PwC’s Global CBDC Index report from April 2021 puts the Central Bank of the Bahamas and the Sand Dollar at the number one spot in the maturity of their CBDC-project development. According to the study, the islands lead the rank by a margin of more than 10% over the second most mature project—in Cambodia—with 92 points versus 83 points on a scale that peaks at 100.
However advanced the Sand Dollar, both Arslanian and Ravid caution that the Bahamas is too small an economy and in a peculiar geographical situation to serve as a major model for the implementation of other CBDCs.
“The impact of the Sand Dollar is very limited, which doesn’t mean it’s irrelevant,” says Ravid.

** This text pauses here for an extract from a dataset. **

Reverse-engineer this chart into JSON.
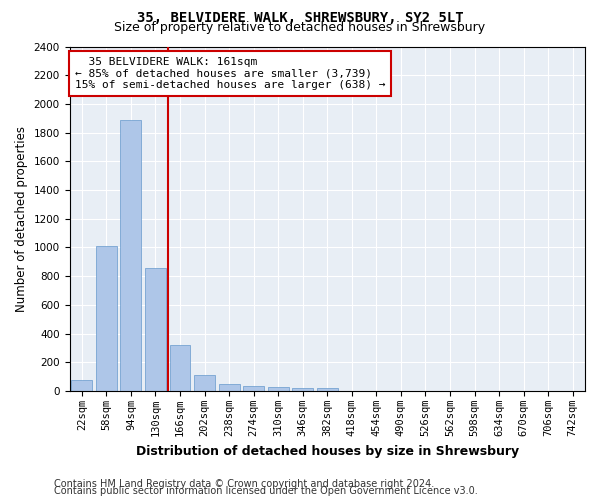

According to both crypto specialists the player to watch for is China. “China may not have launched officially yet, but they’ve been experimenting and planning the e-renminbi since 2014 […] They have already piloted the project with millions of users, and its sheer scale may change the landscape for CBDC,” Arslanian says.
“China has been quietly working on this for years and they have done everything right. They understand the power of having their own currency as a cheap alternative to other reserve currencies, and a digital currency could allow them to expand the use of the yuan internationally in a much simpler, cheaper, and faster way than moving cash or relying on international clearing houses,” Ravid argues.
There may be other motives connected to the launch of CBDCs: more precise control of the economy and economic planning.
“CBDCs will be huge. Picture the amount of economic planning it’ll give to central bankers. Suddenly you’ll be able to know exactly how much people are spending on things like coffee. More than that, depending on the implementation, you could know which type of coffee people are buying. That will allow governments to plan their economy in really specific terms,” says Ravid.
“CBDCs will give new tools for governments to manage the economy. In a situation like Covid-19, with a slumping economy, for example, you could disburse stimulus money that has a use by date. Either you spend that money helping quick start the economy, or it disappears from your digital wallet. You can even program the money to be usable on only certain types of goods or merchants,” Arslanian explains.
“As everything else, the new tools made available by the introduction of CBDCs could also be twisted to further tighten the grip of non-democratic and oppressive regimes over their populations,” the Bahamas-based diplomat points out, “however, the level of detail and control [introduced by CBDCs] could truly be a boon for central-bankers and other economy-planning stakeholders.”
E-money also has an enormous disruption potential: transactions are carried out directly at the central bank level and can bypass retail banks for simple everyday transactions.
Ravid believes we are witnessing the early days of a new world in economics. “The Bahamas is very, very small, but it’s the first project to launch. It’s almost like a guinea pig for the rest of the world. And everybody is watching.”